Ina Beyer: Es ist 18.07 Uhr, Sie hören Mephisto 97,6, das Nachrichtenmagazin „direkt“.
Radio-Mephisto-Redakteurin Ina Beyer berichtete an diesem Tag über die Versteigerung.
Ein anonymer Bieter bekam den Zuschlag. Seine Vertreterin sorgte für einen Eklat.
Ina Beyer: Ich habe sie dann gefragt, was sie vor hat oder der Bieter vor hat mit dem
Gebäude, mit dem Rittergut und sie sagte, Konzentrationslager. Ich war in diesem Moment
total perplex und dachte ich habe mich verhört, wobei noch drei Kollegen um mich
herumstanden. Und habe noch einmal wiederholt gefragt, was der Bieter vorhat und sie
sagte trocken: Konzentrationslager. Und wie das zu interpretieren ist, das überlasse ich
Ihnen.
KZ -Drohungen - Ist das Rittergut wieder in der Hand von Rechtsextremisten? Wer ist der
Eigentümer und was hat er tatsächlich vor? Immerhin ein Name macht die Runde.
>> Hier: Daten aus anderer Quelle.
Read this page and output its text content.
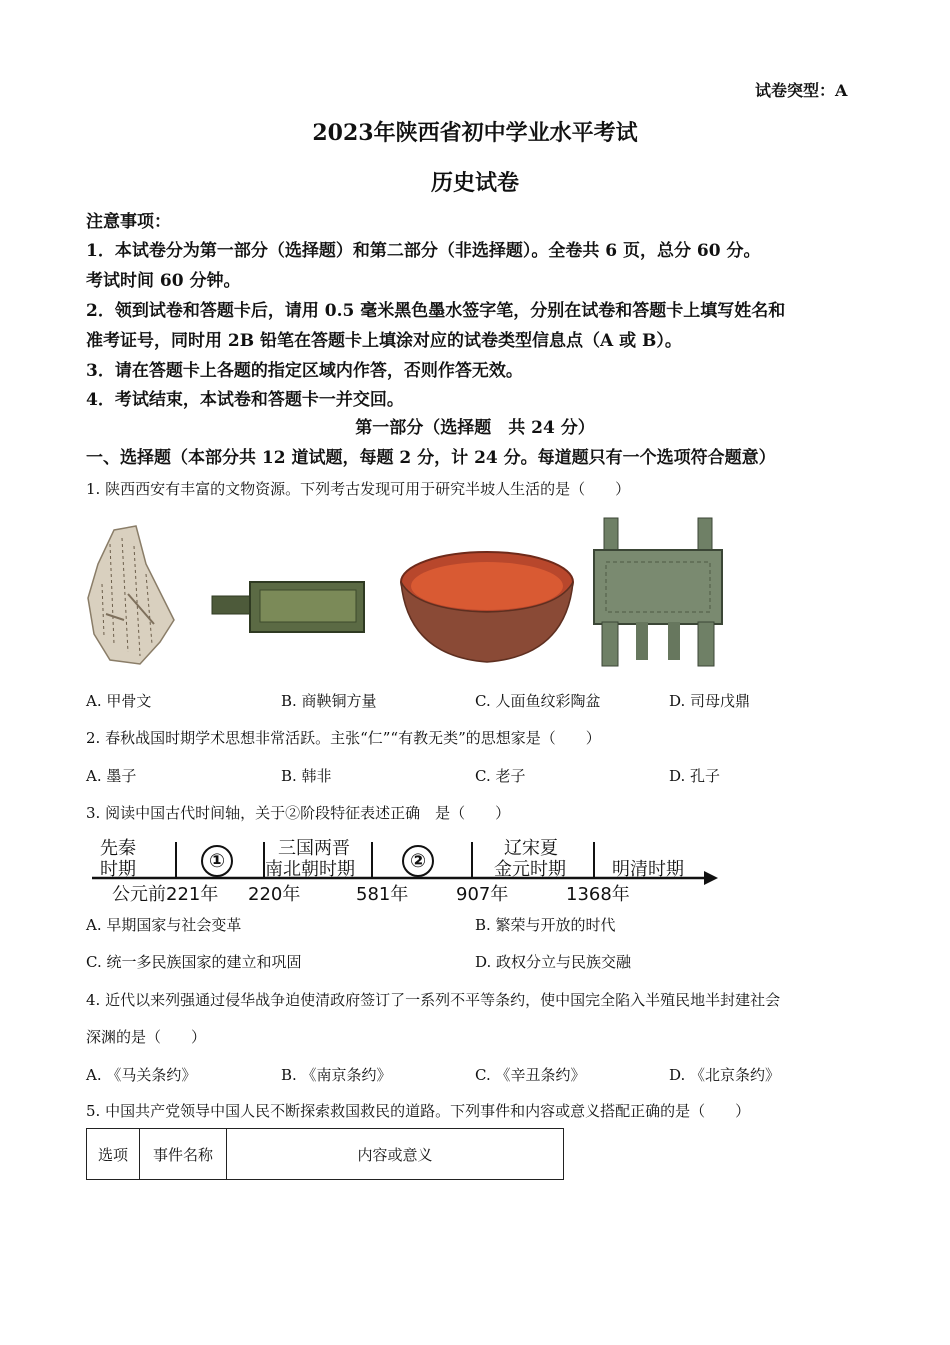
试卷突型：A
2023年陕西省初中学业水平考试
历史试卷
注意事项：
1．本试卷分为第一部分（选择题）和第二部分（非选择题）。全卷共 6 页，总分 60 分。
考试时间 60 分钟。
2．领到试卷和答题卡后，请用 0.5 毫米黑色墨水签字笔，分别在试卷和答题卡上填写姓名和
准考证号，同时用 2B 铅笔在答题卡上填涂对应的试卷类型信息点（A 或 B）。
3．请在答题卡上各题的指定区域内作答，否则作答无效。
4．考试结束，本试卷和答题卡一并交回。
第一部分（选择题　共 24 分）
一、选择题（本部分共 12 道试题，每题 2 分，计 24 分。每道题只有一个选项符合题意）
1. 陕西西安有丰富的文物资源。下列考古发现可用于研究半坡人生活的是（　　）
A. 甲骨文	B. 商鞅铜方量	C. 人面鱼纹彩陶盆	D. 司母戊鼎
2. 春秋战国时期学术思想非常活跃。主张“仁”“有教无类”的思想家是（　　）
A. 墨子	B. 韩非	C. 老子	D. 孔子
3. 阅读中国古代时间轴，关于②阶段特征表述正确　是（　　）
先秦
时期	①
三国两晋
南北朝时期	②
辽宋夏
金元时期	明清时期
公元前221年 220年	581年	907年	1368年
A. 早期国家与社会变革	B. 繁荣与开放的时代
C. 统一多民族国家的建立和巩固	D. 政权分立与民族交融
4. 近代以来列强通过侵华战争迫使清政府签订了一系列不平等条约，使中国完全陷入半殖民地半封建社会
深渊的是（　　）
A. 《马关条约》	B. 《南京条约》	C. 《辛丑条约》	D. 《北京条约》
5. 中国共产党领导中国人民不断探索救国救民的道路。下列事件和内容或意义搭配正确的是（　　）
选项	事件名称	内容或意义
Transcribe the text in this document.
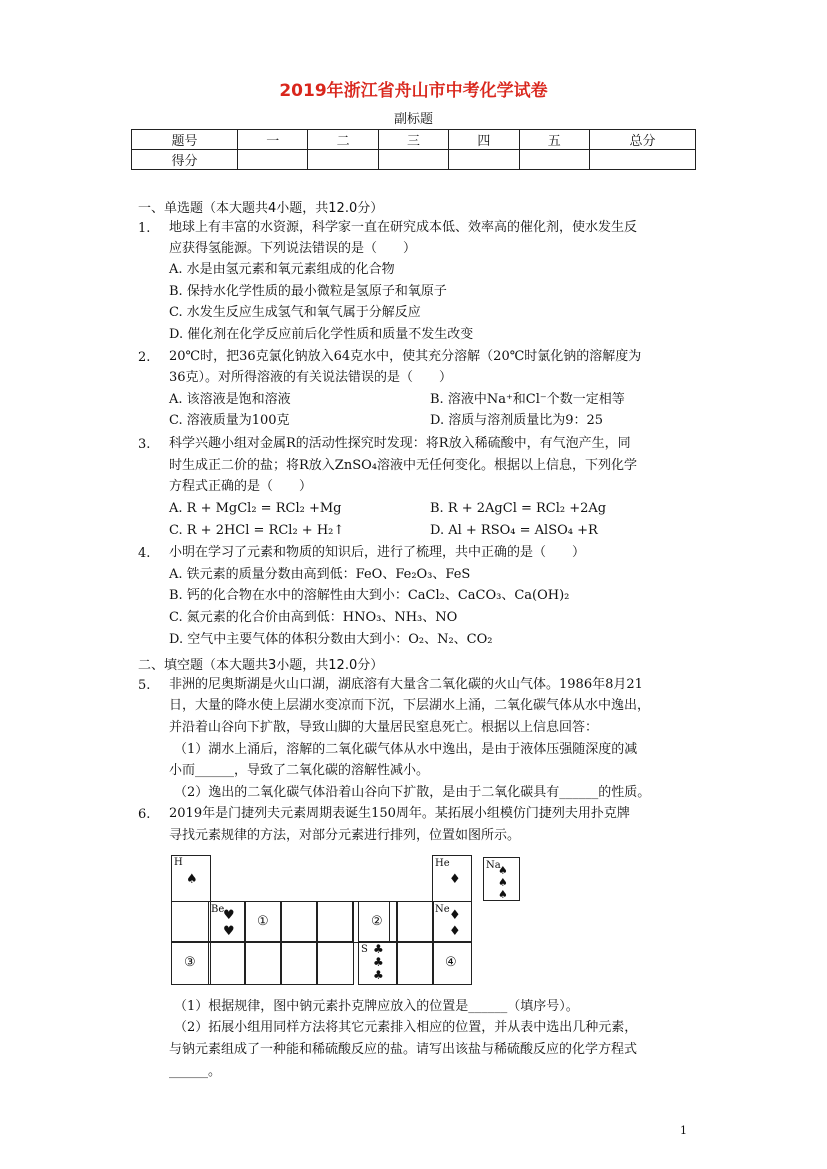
2019年浙江省舟山市中考化学试卷
副标题
题号	一	二	三	四	五	总分
得分						
一、单选题（本大题共4小题，共12.0分）
1. 地球上有丰富的水资源，科学家一直在研究成本低、效率高的催化剂，使水发生反
应获得氢能源。下列说法错误的是（　　）
A. 水是由氢元素和氧元素组成的化合物
B. 保持水化学性质的最小微粒是氢原子和氧原子
C. 水发生反应生成氢气和氧气属于分解反应
D. 催化剂在化学反应前后化学性质和质量不发生改变
2. 20℃时，把36克氯化钠放入64克水中，使其充分溶解（20℃时氯化钠的溶解度为
36克）。对所得溶液的有关说法错误的是（　　）
A. 该溶液是饱和溶液	B. 溶液中Na⁺和Cl⁻个数一定相等
C. 溶液质量为100克	D. 溶质与溶剂质量比为9：25
3. 科学兴趣小组对金属R的活动性探究时发现：将R放入稀硫酸中，有气泡产生，同
时生成正二价的盐；将R放入ZnSO₄溶液中无任何变化。根据以上信息，下列化学
方程式正确的是（　　）
A. R + MgCl₂ = RCl₂ +Mg	B. R + 2AgCl = RCl₂ +2Ag
C. R + 2HCl = RCl₂ + H₂↑	D. Al + RSO₄ = AlSO₄ +R
4. 小明在学习了元素和物质的知识后，进行了梳理，共中正确的是（　　）
A. 铁元素的质量分数由高到低：FeO、Fe₂O₃、FeS
B. 钙的化合物在水中的溶解性由大到小：CaCl₂、CaCO₃、Ca(OH)₂
C. 氮元素的化合价由高到低：HNO₃、NH₃、NO
D. 空气中主要气体的体积分数由大到小：O₂、N₂、CO₂
二、填空题（本大题共3小题，共12.0分）
5. 非洲的尼奥斯湖是火山口湖，湖底溶有大量含二氧化碳的火山气体。1986年8月21
日，大量的降水使上层湖水变凉而下沉，下层湖水上涌，二氧化碳气体从水中逸出，
并沿着山谷向下扩散，导致山脚的大量居民窒息死亡。根据以上信息回答：
（1）湖水上涌后，溶解的二氧化碳气体从水中逸出，是由于液体压强随深度的减
小而______，导致了二氧化碳的溶解性减小。
（2）逸出的二氧化碳气体沿着山谷向下扩散，是由于二氧化碳具有______的性质。
6. 2019年是门捷列夫元素周期表诞生150周年。某拓展小组模仿门捷列夫用扑克牌
寻找元素规律的方法，对部分元素进行排列，位置如图所示。
H
♠
He
♦
Na
♠
♠
♠
Be
♥
♥
①	②
Ne ♦
♦
③
S ♣
♣
♣
④
（1）根据规律，图中钠元素扑克牌应放入的位置是______（填序号）。
（2）拓展小组用同样方法将其它元素排入相应的位置，并从表中选出几种元素，
与钠元素组成了一种能和稀硫酸反应的盐。请写出该盐与稀硫酸反应的化学方程式
______。
1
Ina Beyer: Die Hauptbieterin, die auch den Zuschlag bekommen hat, hat einen Bieter
vertreten, einen Herrn Jarcov. Mehr hat sie auch im Anschluss nicht gesagt. Außer er ist aus
dem Westen.
Wir fahren ins Ruhrgebiet nach Oberhausen. Laut Handelsregister betrieb Jarcov hier eine
Entrümpelungsfirma. Wegen Vermögenslosigkeit wurde sie vor Monaten von Amtswegen
gelöscht. Am Haus selbst finden wir weder den Namen der Firma noch des Mannes. Auch
die Mieter kennen ihn nicht.
Internetrecherche: Jarcov ist Inhaber der Internetadresse „Kripo-Beratungsstelle“, wir
folgen angegebenen Anschriften und Telefonnummern, gleichen sie im Internet ab.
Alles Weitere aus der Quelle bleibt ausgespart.